Deelsessie: ‘De Hittebestendige Stad – Wat gebeurt er in het ruimtelijke domein om de stad koel te krijgen?’

Gepubliceerd 25 oktober 2019

Trekker: Lisette Klok
Verslaglegger: Lisette Klok (e.j.klok@hva.nl)

Doel

Inzichten geven in hoe hittebestendigheid en de hitteopgave voor een specifiek gebied gedefinieerd kunnen worden en hoe dit vertaald kan worden naar richtlijnen voor een hittebestendige buitenruimte.

Inhoud

De belangrijkste discussiepunten waren: wat is de hitteopgave, waar bestaat deze opgave uit en wat is hittebestendig? Welke data en kennis geven hier inzicht in? De interactieve mind-map kan hierbij ondersteunen.

Welke maatregelen zijn het meest effectief en efficiënt tegen hittestress en welke zijn toepasbaar?
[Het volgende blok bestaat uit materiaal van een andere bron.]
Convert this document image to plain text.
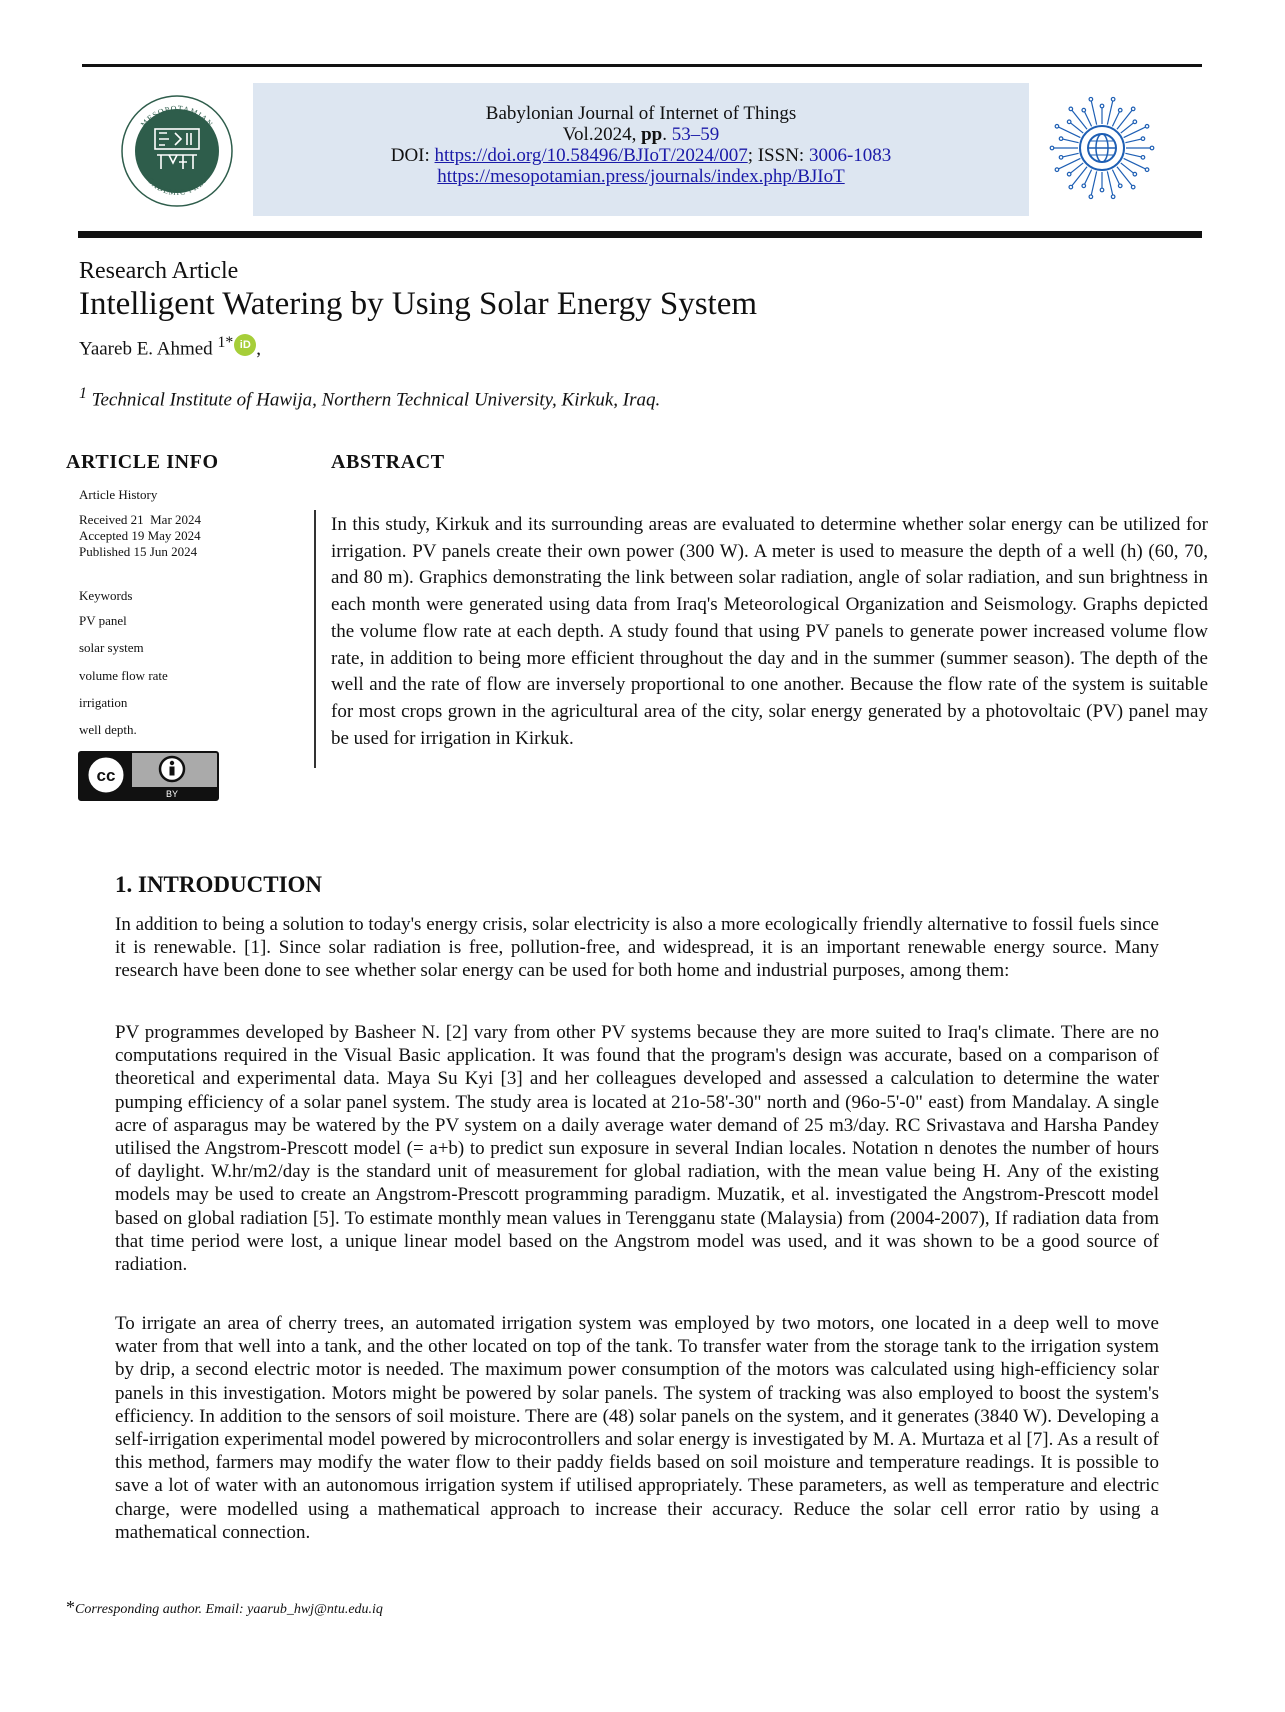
MESOPOTAMIAN
ACADEMIC PRESS
Babylonian Journal of Internet of Things
Vol.2024, pp. 53–59
DOI: https://doi.org/10.58496/BJIoT/2024/007; ISSN: 3006-1083
https://mesopotamian.press/journals/index.php/BJIoT
Research Article
Intelligent Watering by Using Solar Energy System
Yaareb E. Ahmed $^{1*}$ iD ,
$^1$ Technical Institute of Hawija, Northern Technical University, Kirkuk, Iraq.
ARTICLE INFO	ABSTRACT
Article History
Received 21  Mar 2024
Accepted 19 May 2024
Published 15 Jun 2024
Keywords
PV panel
solar system
volume flow rate
irrigation
well depth.
cc
BY
In this study, Kirkuk and its surrounding areas are evaluated to determine whether solar energy can be utilized for irrigation. PV panels create their own power (300 W). A meter is used to measure the depth of a well (h) (60, 70, and 80 m). Graphics demonstrating the link between solar radiation, angle of solar radiation, and sun brightness in each month were generated using data from Iraq's Meteorological Organization and Seismology. Graphs depicted the volume flow rate at each depth. A study found that using PV panels to generate power increased volume flow rate, in addition to being more efficient throughout the day and in the summer (summer season). The depth of the well and the rate of flow are inversely proportional to one another. Because the flow rate of the system is suitable for most crops grown in the agricultural area of the city, solar energy generated by a photovoltaic (PV) panel may be used for irrigation in Kirkuk.
1. INTRODUCTION
In addition to being a solution to today's energy crisis, solar electricity is also a more ecologically friendly alternative to fossil fuels since it is renewable. [1]. Since solar radiation is free, pollution-free, and widespread, it is an important renewable energy source. Many research have been done to see whether solar energy can be used for both home and industrial purposes, among them:
PV programmes developed by Basheer N. [2] vary from other PV systems because they are more suited to Iraq's climate. There are no computations required in the Visual Basic application. It was found that the program's design was accurate, based on a comparison of theoretical and experimental data. Maya Su Kyi [3] and her colleagues developed and assessed a calculation to determine the water pumping efficiency of a solar panel system. The study area is located at 21o-58'-30" north and (96o-5'-0" east) from Mandalay. A single acre of asparagus may be watered by the PV system on a daily average water demand of 25 m3/day. RC Srivastava and Harsha Pandey utilised the Angstrom-Prescott model (= a+b) to predict sun exposure in several Indian locales. Notation n denotes the number of hours of daylight. W.hr/m2/day is the standard unit of measurement for global radiation, with the mean value being H. Any of the existing models may be used to create an Angstrom-Prescott programming paradigm. Muzatik, et al. investigated the Angstrom-Prescott model based on global radiation [5]. To estimate monthly mean values in Terengganu state (Malaysia) from (2004-2007), If radiation data from that time period were lost, a unique linear model based on the Angstrom model was used, and it was shown to be a good source of radiation.
To irrigate an area of cherry trees, an automated irrigation system was employed by two motors, one located in a deep well to move water from that well into a tank, and the other located on top of the tank. To transfer water from the storage tank to the irrigation system by drip, a second electric motor is needed. The maximum power consumption of the motors was calculated using high-efficiency solar panels in this investigation. Motors might be powered by solar panels. The system of tracking was also employed to boost the system's efficiency. In addition to the sensors of soil moisture. There are (48) solar panels on the system, and it generates (3840 W). Developing a self-irrigation experimental model powered by microcontrollers and solar energy is investigated by M. A. Murtaza et al [7]. As a result of this method, farmers may modify the water flow to their paddy fields based on soil moisture and temperature readings. It is possible to save a lot of water with an autonomous irrigation system if utilised appropriately. These parameters, as well as temperature and electric charge, were modelled using a mathematical approach to increase their accuracy. Reduce the solar cell error ratio by using a mathematical connection.
*Corresponding author. Email: yaarub_hwj@ntu.edu.iq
Op stedelijk schaalniveau is het doel vooral om de luchttemperatuur te verlagen door zoveel mogelijk natuurlijke (verdampende) oppervlakken te creëren. Daarnaast is het belangrijk om lokaal koele plekken te creëren (in woonwijken, stadscentra, drukbezochte locaties) met een lage gevoelstemperatuur, om te vertoeven of naartoe te kunnen vluchten tijdens een hete dag. Om dat te bereiken zijn vooral maatregelen nodig die schaduw bieden (bomen, doeken, pergola’s arcades).

Hoe kun je de hitteopgave en hittemaatregelen naar ontwerprichtlijnen vertalen en welke ontwerprichtlijnen werken? Richtlijnen, gebaseerd op cijfers (temperatuurwaarden), zijn lastig te maken vanwege keuze in grenswaarden en alleen een visie op hittebestendig inrichten is te weinig meetbaar. Richtlijnen gebaseerd op percentage groen, percentage schaduw of afstand-tot-koelte verdienen de voorkeur. Hiermee kun je de openbare ruimte bewust inrichten en sturen op een hittebestendige inrichting.

Uitkomsten

Tijdens de werksessie hebben de aanwezigen in groepen nagedacht over de hitteopgave en werkbare richtlijnen voor een hittebestendige inrichting van de buitenruimte voor een drietal gebiedstypes:

  • Een stadscentrum
  • Een vergrijsde woonwijk
  • Een kinderrijke woonwijk

Belangrijkste leerpunten

De uitkomsten van de sessie lieten zien dat het uitdenken van de juiste richtlijnen voor verschillende gebiedstypen die voldoende meetbaar zijn nog lastig is. Bepaling van de juiste grenswaarden vraagt om vervolgonderzoek.